We expect the described scanning Zernike phase-contrast method to find impact and application not only in scanning X-ray microscopes but also in instruments using other types of radiation.

Methods

The X-rays were focused with a Fresnel zone plate ZP100-160-16 (Xradia), with an outermost zone width of 100 nm, a diameter of 160 μm and a thickness of 1,600 nm. To isolate the first-order focus of the zone plate, a central stop with 40 μm diameter and an order-sorting aperture with 25 μm diameter were used.

The phase ring was fabricated by using electron beam lithography to pattern an annulus of 75 μm inner and 85 μm outer diameter on a silicon nitride window. Gold was electroplated to a thickness of 3.52 μm.
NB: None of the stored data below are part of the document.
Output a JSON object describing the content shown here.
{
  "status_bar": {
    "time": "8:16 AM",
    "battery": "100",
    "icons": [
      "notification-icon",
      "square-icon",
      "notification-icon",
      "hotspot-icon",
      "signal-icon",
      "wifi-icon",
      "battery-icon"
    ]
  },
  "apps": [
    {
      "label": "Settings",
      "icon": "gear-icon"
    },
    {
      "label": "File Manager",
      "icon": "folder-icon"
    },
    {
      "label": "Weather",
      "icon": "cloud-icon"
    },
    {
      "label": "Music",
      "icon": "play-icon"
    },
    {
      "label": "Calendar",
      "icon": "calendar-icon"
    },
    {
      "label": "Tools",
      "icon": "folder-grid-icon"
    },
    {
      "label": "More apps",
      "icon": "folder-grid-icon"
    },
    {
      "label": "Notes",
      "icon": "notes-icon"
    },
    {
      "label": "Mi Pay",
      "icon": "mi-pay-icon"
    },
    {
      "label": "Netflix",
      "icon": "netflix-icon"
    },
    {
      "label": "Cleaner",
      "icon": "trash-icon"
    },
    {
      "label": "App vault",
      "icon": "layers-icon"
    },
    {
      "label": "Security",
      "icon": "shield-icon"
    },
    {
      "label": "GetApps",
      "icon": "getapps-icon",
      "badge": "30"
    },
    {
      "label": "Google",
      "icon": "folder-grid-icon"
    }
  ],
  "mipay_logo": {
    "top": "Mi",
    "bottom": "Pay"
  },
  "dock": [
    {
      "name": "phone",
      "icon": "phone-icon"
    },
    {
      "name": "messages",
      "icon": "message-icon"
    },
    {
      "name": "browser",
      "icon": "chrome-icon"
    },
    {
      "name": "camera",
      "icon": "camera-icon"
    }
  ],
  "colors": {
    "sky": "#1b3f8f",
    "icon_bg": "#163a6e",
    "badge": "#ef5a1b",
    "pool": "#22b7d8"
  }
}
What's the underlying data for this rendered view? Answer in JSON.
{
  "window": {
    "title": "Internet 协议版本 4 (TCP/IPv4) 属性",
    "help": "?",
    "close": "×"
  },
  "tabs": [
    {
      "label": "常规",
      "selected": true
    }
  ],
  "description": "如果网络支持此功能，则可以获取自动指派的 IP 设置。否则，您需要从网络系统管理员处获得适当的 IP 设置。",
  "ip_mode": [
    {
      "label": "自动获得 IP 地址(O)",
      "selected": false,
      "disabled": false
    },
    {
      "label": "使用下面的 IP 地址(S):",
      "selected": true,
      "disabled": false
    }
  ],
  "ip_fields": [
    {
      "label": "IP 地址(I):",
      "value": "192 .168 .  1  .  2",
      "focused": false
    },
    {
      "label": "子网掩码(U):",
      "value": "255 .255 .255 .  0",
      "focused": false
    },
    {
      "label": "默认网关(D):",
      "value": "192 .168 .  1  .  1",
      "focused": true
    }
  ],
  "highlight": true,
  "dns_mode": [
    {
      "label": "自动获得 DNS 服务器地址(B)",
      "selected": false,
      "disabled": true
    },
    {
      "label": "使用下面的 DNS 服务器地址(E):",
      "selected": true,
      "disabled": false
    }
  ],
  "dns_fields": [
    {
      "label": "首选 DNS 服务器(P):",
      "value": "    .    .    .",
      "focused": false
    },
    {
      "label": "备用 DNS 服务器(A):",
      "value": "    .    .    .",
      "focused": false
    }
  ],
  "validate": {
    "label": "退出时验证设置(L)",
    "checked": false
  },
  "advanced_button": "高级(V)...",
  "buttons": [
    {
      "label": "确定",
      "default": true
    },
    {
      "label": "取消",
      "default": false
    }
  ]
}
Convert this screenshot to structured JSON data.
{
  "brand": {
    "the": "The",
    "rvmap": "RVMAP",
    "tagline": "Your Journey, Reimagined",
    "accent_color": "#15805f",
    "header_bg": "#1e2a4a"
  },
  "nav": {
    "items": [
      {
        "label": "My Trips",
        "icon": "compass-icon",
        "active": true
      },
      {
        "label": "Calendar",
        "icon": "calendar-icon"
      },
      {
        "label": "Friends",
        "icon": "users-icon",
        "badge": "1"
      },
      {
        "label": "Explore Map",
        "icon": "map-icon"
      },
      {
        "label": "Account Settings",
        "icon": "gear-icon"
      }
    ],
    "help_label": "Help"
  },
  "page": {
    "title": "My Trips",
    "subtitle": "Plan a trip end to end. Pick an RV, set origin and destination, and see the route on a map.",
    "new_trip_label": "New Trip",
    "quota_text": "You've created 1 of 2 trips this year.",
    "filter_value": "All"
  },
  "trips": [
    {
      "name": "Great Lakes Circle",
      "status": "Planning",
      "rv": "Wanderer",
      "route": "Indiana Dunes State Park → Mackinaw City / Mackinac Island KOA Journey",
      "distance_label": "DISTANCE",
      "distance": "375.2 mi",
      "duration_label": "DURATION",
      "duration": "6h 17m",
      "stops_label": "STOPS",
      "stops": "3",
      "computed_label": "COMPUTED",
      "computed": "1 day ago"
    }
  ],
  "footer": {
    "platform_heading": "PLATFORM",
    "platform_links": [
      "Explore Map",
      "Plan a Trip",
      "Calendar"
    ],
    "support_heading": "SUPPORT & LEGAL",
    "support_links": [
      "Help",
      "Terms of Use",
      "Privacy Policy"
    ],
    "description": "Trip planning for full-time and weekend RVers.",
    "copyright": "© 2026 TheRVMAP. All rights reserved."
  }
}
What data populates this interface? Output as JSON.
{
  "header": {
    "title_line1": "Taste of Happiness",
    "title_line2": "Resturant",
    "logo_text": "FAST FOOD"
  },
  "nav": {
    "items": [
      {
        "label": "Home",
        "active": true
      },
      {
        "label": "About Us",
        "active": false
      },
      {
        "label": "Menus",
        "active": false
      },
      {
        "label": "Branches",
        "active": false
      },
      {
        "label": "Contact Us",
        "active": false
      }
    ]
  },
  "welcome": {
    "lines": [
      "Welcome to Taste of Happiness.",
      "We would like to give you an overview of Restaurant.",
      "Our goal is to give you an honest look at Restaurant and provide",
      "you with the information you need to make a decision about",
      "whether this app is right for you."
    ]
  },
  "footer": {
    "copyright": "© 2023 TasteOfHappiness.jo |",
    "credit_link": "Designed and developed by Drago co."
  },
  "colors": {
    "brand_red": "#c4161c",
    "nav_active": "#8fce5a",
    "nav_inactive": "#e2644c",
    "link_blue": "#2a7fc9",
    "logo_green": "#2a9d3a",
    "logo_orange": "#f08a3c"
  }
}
Full-field images were obtained using a nanoXCT X-ray microscope (Xradia) in the large-field-of-view mode with a rotating-anode source providing 8 keV Cu–Kα X-rays. A zone plate with 320 μm diameter and 30nm outermost zone width was used; the resolution of the microscope is limited by chromatic aberrations to approximately 100 nm.

X-ray fluorescence was detected with a Vortex-EM (SII NanoTechnology). The annular detection was realized with a custom-built segmented photodiode detector¹⁷, which possesses an annular segmentation. An additional stop with 160 μm diameter was used in front of the detector to mask the annular detector segment optimally to the projection of the phase ring.

Further information about the set-up and detection scheme is available in the Supplementary Information.

The gold test pattern was of the type X50-30-7 (Xradia), having a smallest feature size of 50nm with an overall thickness of 700 nm.

All scanning images were recorded with a dwell time of 100 ms per pixel and a step size of 100 nm.

The contrast for Fig. 3 was calculated using (Max−Min)/(Max+Min) of the line-outs indicated in the image.

In Fig. 5, dark pixels (no intensity) resulting from synchrotron top-off events (18 in total) have been removed on a single-pixel basis from the images, by replacing their respective value with the average value of the neighbouring pixels.

Cells of Cryptomonas erosa Ehrenberg were grown for 4 days under a 14 h:10 h light/dark cycle at 16 °C in sterile WCL1 medium made from milli-Q water²¹. Photosynthetically active radiation during light periods was maintained at 150–250 uEinm⁻² s⁻¹ using two cool white 20W fluorescent bulbs. Samples were prepared by preserving cells with a 0.25% glutaraldehyde (EM grade) solution and drying media containing preserved cells onto Au London Finder transmission electron microscopy grids.